I've had bad experiences using dried yeast, but there are a couple of better options. If there's a brewer near you, go with a clean glass bottle and see if you can beg a little of their yeast starter. Alternatively, find a bottle of a bottle-conditioned beer in the style you want to brew. Leave it for a few days stored upright to settle, carefully pour off (and drink - yum!) all but the last couple of cm, then pour off the residue into a clean glass bottle with some sugar to feed further fermentation and a little distilled water. Stuff the top with cotton wool (to keep airborne yeast out and let vented gases escape), and wait for a few days until fermentation is visibly roaring. Add it to your beer at the same stage you would add processed yeast. I brewed a batch of beer this way using the yeast from a bottle of Spitfire, and it tasted indistinguishable (to me at least); it ended up about 1% ABV stronger, although that is more due to the sugar density in the wort than the yeast.

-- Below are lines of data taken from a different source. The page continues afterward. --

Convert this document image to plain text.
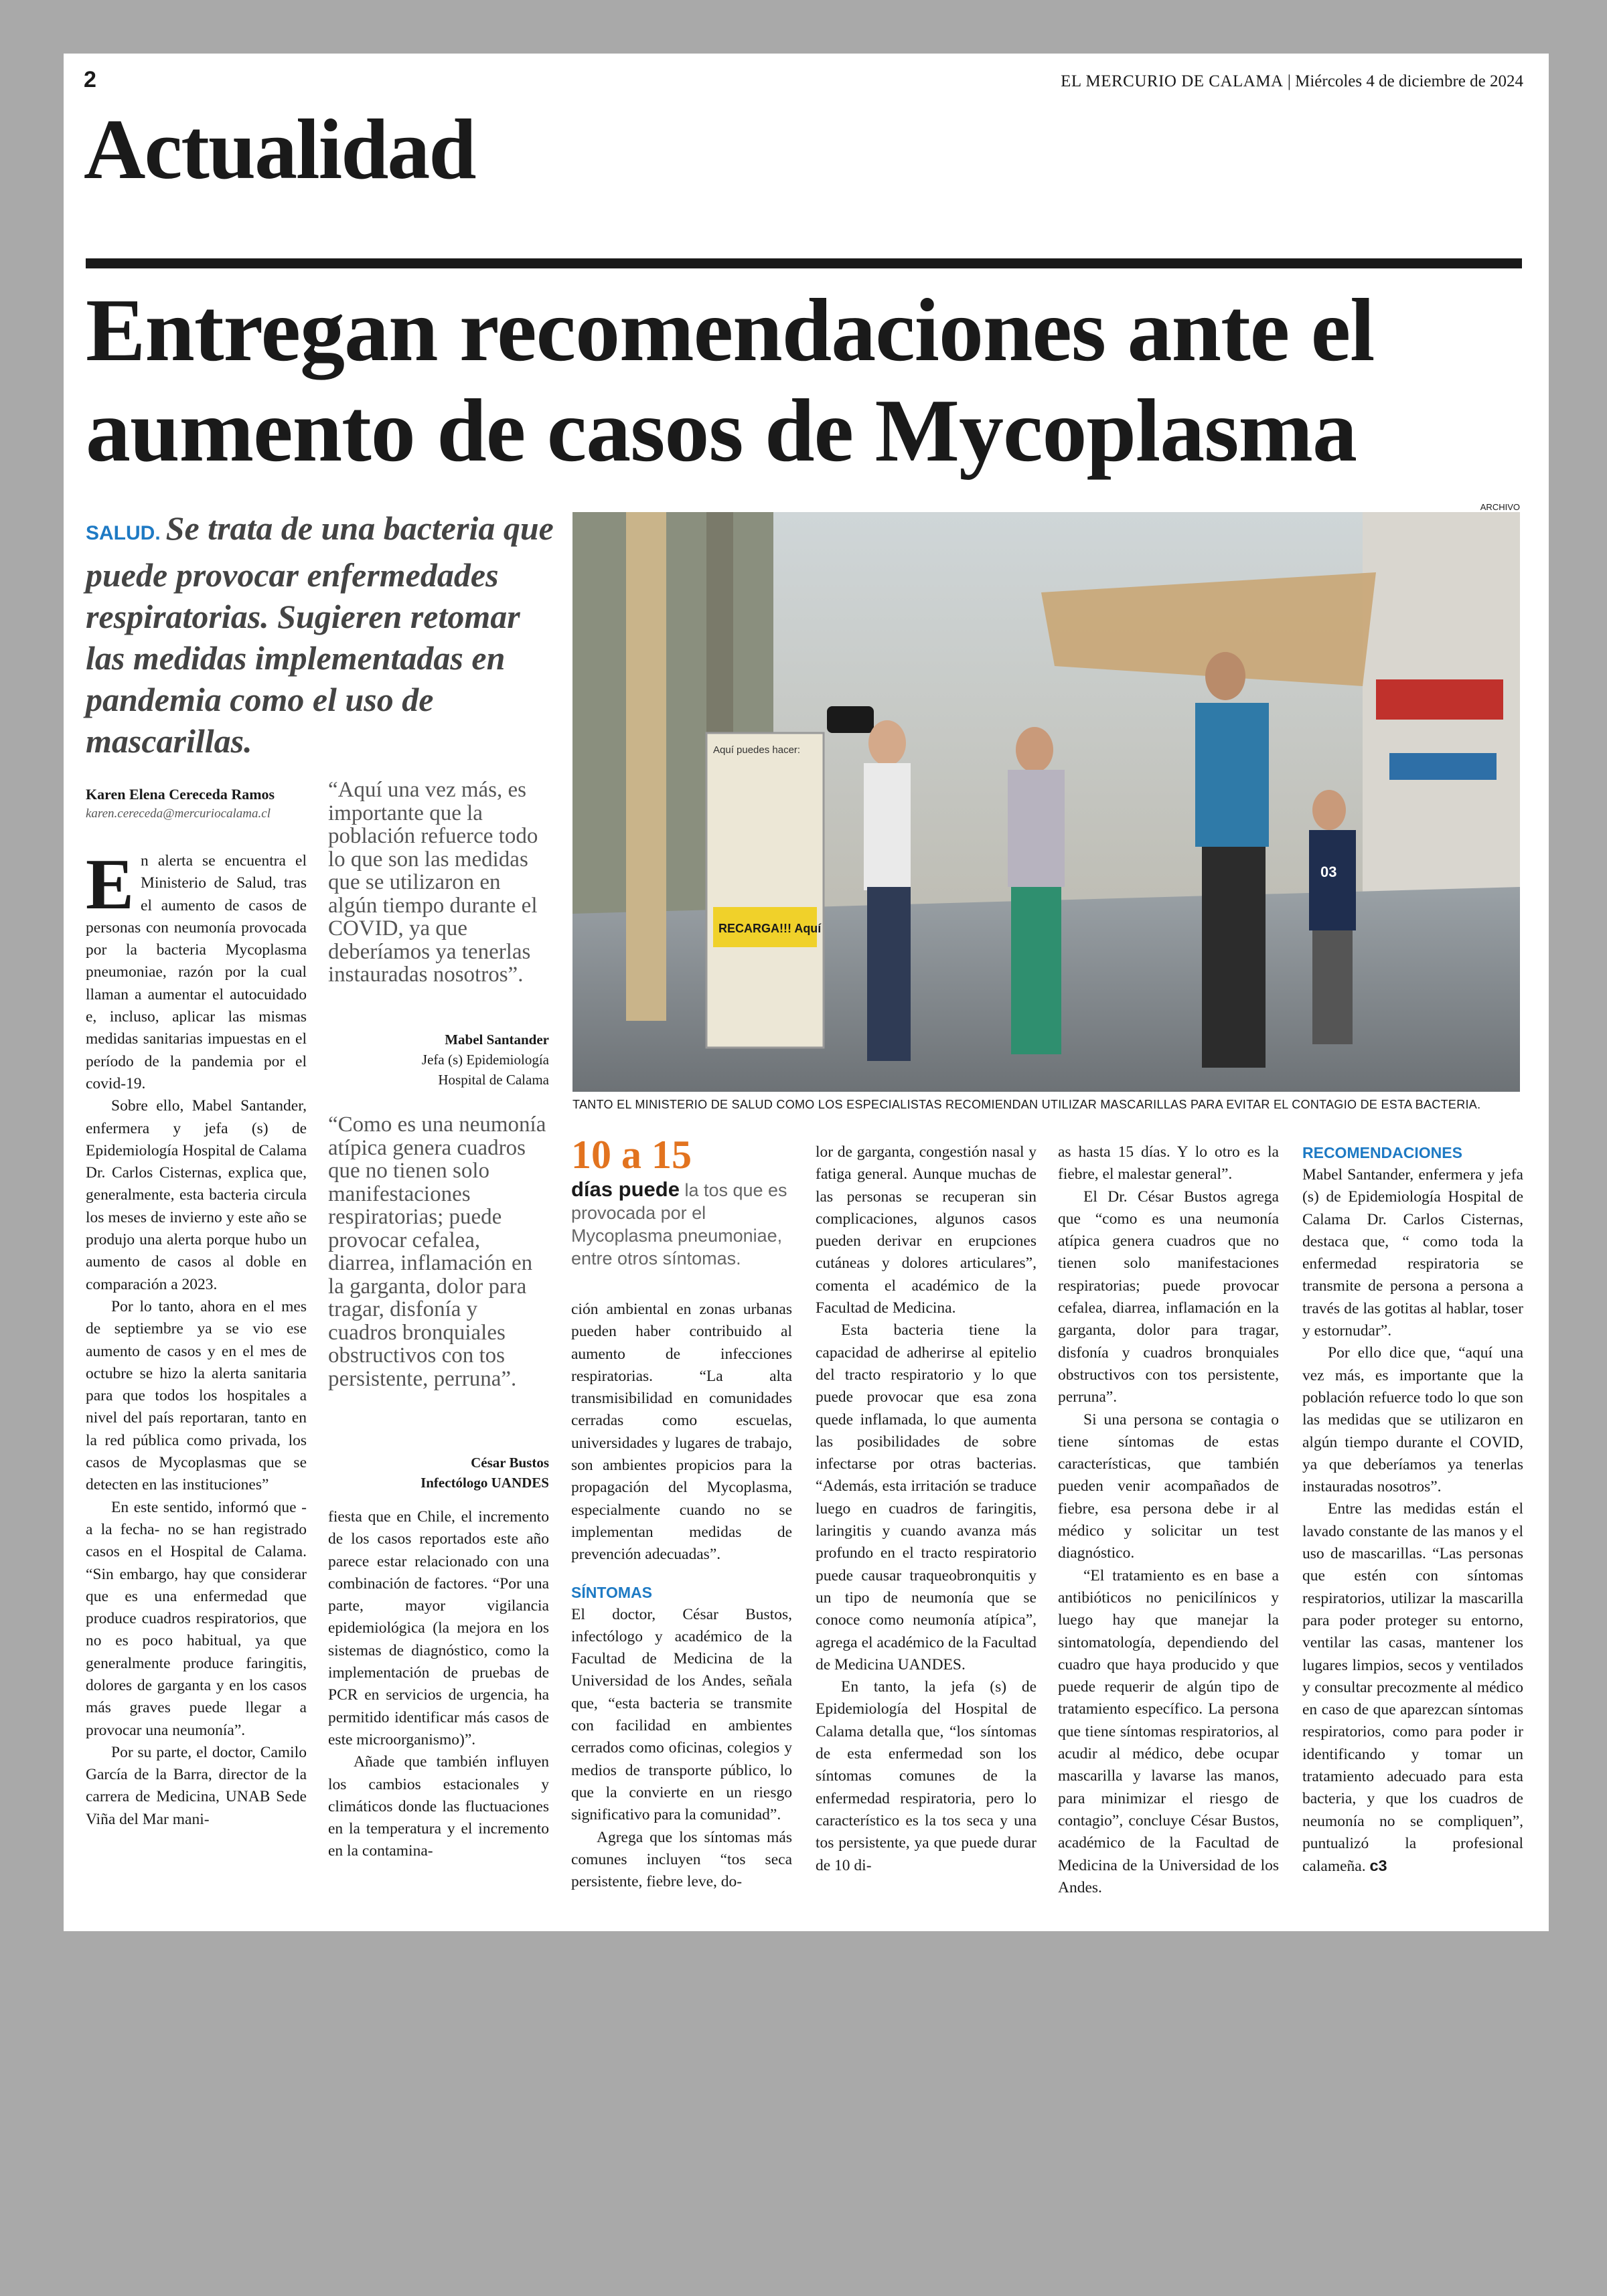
2	EL MERCURIO DE CALAMA | Miércoles 4 de diciembre de 2024
Actualidad
Entregan recomendaciones ante el aumento de casos de Mycoplasma
SALUD. Se trata de una bacteria que puede provocar enfermedades respiratorias. Sugieren retomar las medidas implementadas en pandemia como el uso de mascarillas.
Karen Elena Cereceda Ramos
karen.cereceda@mercuriocalama.cl

En alerta se encuentra el Ministerio de Salud, tras el aumento de casos de personas con neumonía provocada por la bacteria Mycoplasma pneumoniae, razón por la cual llaman a aumentar el autocuidado e, incluso, aplicar las mismas medidas sanitarias impuestas en el período de la pandemia por el covid-19.

Sobre ello, Mabel Santander, enfermera y jefa (s) de Epidemiología Hospital de Calama Dr. Carlos Cisternas, explica que, generalmente, esta bacteria circula los meses de invierno y este año se produjo una alerta porque hubo un aumento de casos al doble en comparación a 2023.

Por lo tanto, ahora en el mes de septiembre ya se vio ese aumento de casos y en el mes de octubre se hizo la alerta sanitaria para que todos los hospitales a nivel del país reportaran, tanto en la red pública como privada, los casos de Mycoplasmas que se detecten en las instituciones”

En este sentido, informó que - a la fecha- no se han registrado casos en el Hospital de Calama. “Sin embargo, hay que considerar que es una enfermedad que produce cuadros respiratorios, que no es poco habitual, ya que generalmente produce faringitis, dolores de garganta y en los casos más graves puede llegar a provocar una neumonía”.

Por su parte, el doctor, Camilo García de la Barra, director de la carrera de Medicina, UNAB Sede Viña del Mar mani-

“Aquí una vez más, es importante que la población refuerce todo lo que son las medidas que se utilizaron en algún tiempo durante el COVID, ya que deberíamos ya tenerlas instauradas nosotros”.
Mabel Santander
Jefa (s) Epidemiología
Hospital de Calama
“Como es una neumonía atípica genera cuadros que no tienen solo manifestaciones respiratorias; puede provocar cefalea, diarrea, inflamación en la garganta, dolor para tragar, disfonía y cuadros bronquiales obstructivos con tos persistente, perruna”.
César Bustos
Infectólogo UANDES

fiesta que en Chile, el incremento de los casos reportados este año parece estar relacionado con una combinación de factores. “Por una parte, mayor vigilancia epidemiológica (la mejora en los sistemas de diagnóstico, como la implementación de pruebas de PCR en servicios de urgencia, ha permitido identificar más casos de este microorganismo)”.

Añade que también influyen los cambios estacionales y climáticos donde las fluctuaciones en la temperatura y el incremento en la contamina-

ARCHIVO
Aquí puedes hacer:
RECARGA!!! Aquí
03
TANTO EL MINISTERIO DE SALUD COMO LOS ESPECIALISTAS RECOMIENDAN UTILIZAR MASCARILLAS PARA EVITAR EL CONTAGIO DE ESTA BACTERIA.
10 a 15
días puede la tos que es provocada por el Mycoplasma pneumoniae, entre otros síntomas.

ción ambiental en zonas urbanas pueden haber contribuido al aumento de infecciones respiratorias. “La alta transmisibilidad en comunidades cerradas como escuelas, universidades y lugares de trabajo, son ambientes propicios para la propagación del Mycoplasma, especialmente cuando no se implementan medidas de prevención adecuadas”.

SÍNTOMAS

El doctor, César Bustos, infectólogo y académico de la Facultad de Medicina de la Universidad de los Andes, señala que, “esta bacteria se transmite con facilidad en ambientes cerrados como oficinas, colegios y medios de transporte público, lo que la convierte en un riesgo significativo para la comunidad”.

Agrega que los síntomas más comunes incluyen “tos seca persistente, fiebre leve, do-

lor de garganta, congestión nasal y fatiga general. Aunque muchas de las personas se recuperan sin complicaciones, algunos casos pueden derivar en erupciones cutáneas y dolores articulares”, comenta el académico de la Facultad de Medicina.

Esta bacteria tiene la capacidad de adherirse al epitelio del tracto respiratorio y lo que puede provocar que esa zona quede inflamada, lo que aumenta las posibilidades de sobre infectarse por otras bacterias. “Además, esta irritación se traduce luego en cuadros de faringitis, laringitis y cuando avanza más profundo en el tracto respiratorio puede causar traqueobronquitis y un tipo de neumonía que se conoce como neumonía atípica”, agrega el académico de la Facultad de Medicina UANDES.

En tanto, la jefa (s) de Epidemiología del Hospital de Calama detalla que, “los síntomas de esta enfermedad son los síntomas comunes de la enfermedad respiratoria, pero lo característico es la tos seca y una tos persistente, ya que puede durar de 10 di-

as hasta 15 días. Y lo otro es la fiebre, el malestar general”.

El Dr. César Bustos agrega que “como es una neumonía atípica genera cuadros que no tienen solo manifestaciones respiratorias; puede provocar cefalea, diarrea, inflamación en la garganta, dolor para tragar, disfonía y cuadros bronquiales obstructivos con tos persistente, perruna”.

Si una persona se contagia o tiene síntomas de estas características, que también pueden venir acompañados de fiebre, esa persona debe ir al médico y solicitar un test diagnóstico.

“El tratamiento es en base a antibióticos no penicilínicos y luego hay que manejar la sintomatología, dependiendo del cuadro que haya producido y que puede requerir de algún tipo de tratamiento específico. La persona que tiene síntomas respiratorios, al acudir al médico, debe ocupar mascarilla y lavarse las manos, para minimizar el riesgo de contagio”, concluye César Bustos, académico de la Facultad de Medicina de la Universidad de los Andes.

RECOMENDACIONES

Mabel Santander, enfermera y jefa (s) de Epidemiología Hospital de Calama Dr. Carlos Cisternas, destaca que, “ como toda la enfermedad respiratoria se transmite de persona a persona a través de las gotitas al hablar, toser y estornudar”.

Por ello dice que, “aquí una vez más, es importante que la población refuerce todo lo que son las medidas que se utilizaron en algún tiempo durante el COVID, ya que deberíamos ya tenerlas instauradas nosotros”.

Entre las medidas están el lavado constante de las manos y el uso de mascarillas. “Las personas que estén con síntomas respiratorios, utilizar la mascarilla para poder proteger su entorno, ventilar las casas, mantener los lugares limpios, secos y ventilados y consultar precozmente al médico en caso de que aparezcan síntomas respiratorios, como para poder ir identificando y tomar un tratamiento adecuado para esta bacteria, y que los cuadros de neumonía no se compliquen”, puntualizó la profesional calameña. c3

Can't help you with brewing Stella (yuk), but you can definitely still get bottle conditioned Guinness if you look around though. Do bear in mind that bottled and draft / canned Guinness taste very different though. Begging at a brewery may well be your best or only option for the lager, as I'm not aware of any commonly available bottle conditioned lagers in that continental style.
posted by bifter at 3:05 AM on November 19, 2007


Sort of tangentially related to what web-goddess noted above, part of what makes Guinness Guinness is the nitrokeg dispense. You can make a stout, but it's unlikely to be much like Guinness if you can't get the creamy head right. Even the widget thingies are only an approximation for draught Guinness.

I would also agree with what caddis said. You're not going to nail these recipes in one. Some in the homebrew community would no doubt make disparaging remarks about the point of homebrewing being to make better beers than a Stella clone. But if it's your favourite beer, well, why not have a go at a basic lager and see how it goes. Lager recipes look simple, but the mechanics of getting it right are confoundingly complex. If you haven't heard of a diacetyl rest , you might want to take smaller steps before you head into lager brewing.
posted by sagwalla at 3:07 AM on November 19, 2007


I've been brewing for almost a decade, and I've never had a batch go foul. If you really feel like you need to exactly approximate a beer (and you won't be able to, btw---they're like Coca Cola, they spend lots of money to make sure you *can't*), I recommend this book: Clone Brews.

With that said, I'd check out northern brewer, or any of 10 zillion other homebrew sites for kits, and order a couple, and make them. It won't take very long at all for you to learn what different yeasts behave like, attenuate to, and the taste they add. Same goes for hops and sugar. Hops obviously affects the bitterness, while sugar affects the texture more than the taste.

Also, do yourself a favor and brew in glass instead of plastic.

One more thing---I wanted to draw attention to what sagwalla said---one of the biggest draws of guiness is the smoothness and the texture, both are achieved because it's not CARBONATED, it's NITROGENATED. (Is that a word? Sounds like hydrogenated when I say it). You aren't going to be force carbonating anyway, you'll be naturally carbonating, so you'll never be able to get the tiny smooth bubbles.
posted by TomMelee at 6:10 AM on November 19, 2007


Thanks for all the great info everyone! I'm looking forward to making some nice beer.